L’eterno dibattito sulle aperture domenicali dei negozi si amplia. Confesercenti Como parla di un processo “irreversibile” e spinge addetti ai lavori e clienti a guardare oltre perché – spiega l’associazione – “la vera sfida è mettere in campo politiche di contrasto alla desertificazione commerciale”.
“Anni di liberalizzazioni hanno rivoluzionato la morfologia della rete distributiva e modificato le abitudini dei consumatori: un cambiamento ancora in corso, accelerato dalla crescita esponenziale dell’e-commerce. Un ritorno al passato oggi, per quanto possa apparire affascinante, forse non ha senso”. Così esordisce il presidente Claudio Casartelli che traccia un bilancio che non sembra poi così positivo. Dal 2012, vale la pena ricordarlo, le aperture domenicali in Italia sono state liberalizzate permettendo a negozi, supermercati e centri commerciali di rimanere aperti la domenica e nei giorni festivi, sebbene – come detto – i riflettori a tutti i livelli non si siano mai spenti.

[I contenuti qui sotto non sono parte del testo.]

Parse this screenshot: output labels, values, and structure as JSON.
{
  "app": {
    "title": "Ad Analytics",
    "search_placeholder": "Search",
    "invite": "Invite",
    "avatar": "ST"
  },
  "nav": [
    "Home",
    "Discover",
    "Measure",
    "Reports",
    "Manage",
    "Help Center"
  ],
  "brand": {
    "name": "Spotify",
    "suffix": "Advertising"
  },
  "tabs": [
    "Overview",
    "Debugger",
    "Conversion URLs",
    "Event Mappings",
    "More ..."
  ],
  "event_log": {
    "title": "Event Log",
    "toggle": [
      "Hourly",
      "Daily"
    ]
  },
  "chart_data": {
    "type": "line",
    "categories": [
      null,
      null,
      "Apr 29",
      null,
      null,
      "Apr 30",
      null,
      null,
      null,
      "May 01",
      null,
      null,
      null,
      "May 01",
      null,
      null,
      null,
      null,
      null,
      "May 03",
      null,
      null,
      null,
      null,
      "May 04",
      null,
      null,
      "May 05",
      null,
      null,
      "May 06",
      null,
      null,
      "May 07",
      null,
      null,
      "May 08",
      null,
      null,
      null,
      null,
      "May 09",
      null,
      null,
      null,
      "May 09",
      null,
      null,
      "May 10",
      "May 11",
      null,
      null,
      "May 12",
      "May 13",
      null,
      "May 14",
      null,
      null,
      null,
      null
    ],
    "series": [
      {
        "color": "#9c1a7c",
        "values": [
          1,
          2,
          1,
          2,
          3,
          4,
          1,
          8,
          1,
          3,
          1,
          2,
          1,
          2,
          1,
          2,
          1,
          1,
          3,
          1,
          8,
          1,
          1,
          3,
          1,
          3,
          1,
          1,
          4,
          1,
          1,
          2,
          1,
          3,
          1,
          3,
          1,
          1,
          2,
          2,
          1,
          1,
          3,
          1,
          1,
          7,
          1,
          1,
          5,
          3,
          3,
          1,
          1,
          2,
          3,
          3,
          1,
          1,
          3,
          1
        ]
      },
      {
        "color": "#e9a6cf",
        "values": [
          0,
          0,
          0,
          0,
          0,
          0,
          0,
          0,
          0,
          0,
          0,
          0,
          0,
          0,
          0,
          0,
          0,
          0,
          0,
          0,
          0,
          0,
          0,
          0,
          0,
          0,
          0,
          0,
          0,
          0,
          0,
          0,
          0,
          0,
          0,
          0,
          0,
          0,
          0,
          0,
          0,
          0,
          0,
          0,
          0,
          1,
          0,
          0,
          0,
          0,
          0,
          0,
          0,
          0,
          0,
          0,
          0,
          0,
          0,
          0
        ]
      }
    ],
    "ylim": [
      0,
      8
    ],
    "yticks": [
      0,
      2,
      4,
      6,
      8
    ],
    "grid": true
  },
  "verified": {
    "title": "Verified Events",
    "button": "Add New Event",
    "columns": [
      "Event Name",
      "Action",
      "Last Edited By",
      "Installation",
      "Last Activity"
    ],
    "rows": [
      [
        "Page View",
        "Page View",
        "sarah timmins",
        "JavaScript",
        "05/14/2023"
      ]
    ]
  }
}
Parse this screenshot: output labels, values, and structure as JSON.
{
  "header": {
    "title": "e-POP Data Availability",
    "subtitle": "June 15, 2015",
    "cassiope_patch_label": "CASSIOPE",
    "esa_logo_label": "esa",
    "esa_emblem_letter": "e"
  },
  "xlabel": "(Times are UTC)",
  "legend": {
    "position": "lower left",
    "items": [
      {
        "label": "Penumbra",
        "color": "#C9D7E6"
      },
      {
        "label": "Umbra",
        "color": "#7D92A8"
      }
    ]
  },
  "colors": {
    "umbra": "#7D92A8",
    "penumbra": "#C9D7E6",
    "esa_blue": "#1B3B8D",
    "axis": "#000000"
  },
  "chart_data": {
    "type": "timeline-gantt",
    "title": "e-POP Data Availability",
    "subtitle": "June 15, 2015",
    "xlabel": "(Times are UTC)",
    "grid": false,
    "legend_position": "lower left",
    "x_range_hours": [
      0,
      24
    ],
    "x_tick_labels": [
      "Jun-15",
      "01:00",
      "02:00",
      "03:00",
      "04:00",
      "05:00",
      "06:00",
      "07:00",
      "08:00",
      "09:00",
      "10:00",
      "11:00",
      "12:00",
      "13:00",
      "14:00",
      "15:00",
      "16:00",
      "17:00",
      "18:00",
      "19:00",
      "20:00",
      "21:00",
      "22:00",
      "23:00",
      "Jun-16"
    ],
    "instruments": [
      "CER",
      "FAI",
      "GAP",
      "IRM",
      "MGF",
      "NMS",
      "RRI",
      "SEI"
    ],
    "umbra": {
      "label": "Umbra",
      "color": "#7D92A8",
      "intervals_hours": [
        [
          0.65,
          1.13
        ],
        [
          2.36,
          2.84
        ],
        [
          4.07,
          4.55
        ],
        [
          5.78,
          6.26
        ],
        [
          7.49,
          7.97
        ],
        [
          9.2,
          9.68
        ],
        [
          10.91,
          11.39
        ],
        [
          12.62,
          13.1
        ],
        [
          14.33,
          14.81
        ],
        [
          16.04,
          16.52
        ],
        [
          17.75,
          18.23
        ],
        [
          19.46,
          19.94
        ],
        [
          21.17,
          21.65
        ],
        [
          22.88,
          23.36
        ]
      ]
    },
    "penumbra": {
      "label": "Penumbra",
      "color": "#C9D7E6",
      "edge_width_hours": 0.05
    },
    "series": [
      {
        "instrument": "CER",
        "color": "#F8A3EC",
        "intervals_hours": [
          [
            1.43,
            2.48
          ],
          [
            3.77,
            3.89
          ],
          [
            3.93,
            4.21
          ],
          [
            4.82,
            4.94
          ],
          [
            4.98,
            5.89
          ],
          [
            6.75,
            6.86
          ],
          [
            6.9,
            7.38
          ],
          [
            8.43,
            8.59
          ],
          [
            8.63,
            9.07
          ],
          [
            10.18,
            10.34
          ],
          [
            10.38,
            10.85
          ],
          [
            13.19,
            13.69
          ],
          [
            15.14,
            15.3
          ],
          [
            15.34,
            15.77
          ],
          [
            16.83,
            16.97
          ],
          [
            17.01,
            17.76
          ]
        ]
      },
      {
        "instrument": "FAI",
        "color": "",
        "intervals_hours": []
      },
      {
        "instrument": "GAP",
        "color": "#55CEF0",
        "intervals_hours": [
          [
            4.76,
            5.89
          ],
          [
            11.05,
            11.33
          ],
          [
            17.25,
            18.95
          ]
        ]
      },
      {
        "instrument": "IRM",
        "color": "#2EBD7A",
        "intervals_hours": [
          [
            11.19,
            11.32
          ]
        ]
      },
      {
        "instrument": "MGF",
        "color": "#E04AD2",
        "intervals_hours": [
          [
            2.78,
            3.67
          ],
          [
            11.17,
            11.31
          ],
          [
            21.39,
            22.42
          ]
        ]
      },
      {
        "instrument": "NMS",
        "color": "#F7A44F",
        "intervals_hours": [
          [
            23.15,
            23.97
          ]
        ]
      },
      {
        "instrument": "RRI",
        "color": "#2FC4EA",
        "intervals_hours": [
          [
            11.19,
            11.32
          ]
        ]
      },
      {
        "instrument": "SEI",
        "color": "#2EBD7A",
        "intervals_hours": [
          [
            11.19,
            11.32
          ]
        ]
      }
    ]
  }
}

“Se le liberalizzazioni abbiano prodotto effetti positivi o negativi lo si può evincere dai dati – spiega Casartelli – consumi in stallo, vaste aree desertificate, trasferimento di quote di mercato dalla rete tradizionale a favore della grande distribuzione e perdita di ricchezza e servizi in ampie porzioni del territorio. E con l’e-commerce concentrato per il 70% in società multinazionali, inoltre, una fetta importante della ricchezza generata dal commercio si sposta oltreconfine”.
“In questo quadro il punto, ormai, non è stabilire se sia giusto aprire le attività commerciali la domenica e nei festivi – dice ancora il presidente comasco degli esercenti – Il punto è come garantire il pluralismo della rete commerciale, con la compresenza delle diverse forme distributive. Quella tradizionale si è, giocoforza, dovuta riorganizzare: chi ha vantaggi dall’apertura festiva la pratica, chi non ne ha tiene chiuso. Lavorare la domenica e nei festivi è diventato una scelta di natura imprenditoriale: tanti nostri soci aprono, tanti altri no. Conta di più, invece, – conclude Casartelli – mettere in campo politiche attive che combattano la desertificazione e assicurino, nelle città e nei paesi, quel servizio di vicinato che produce valore non solo economico, ma anche sociale”.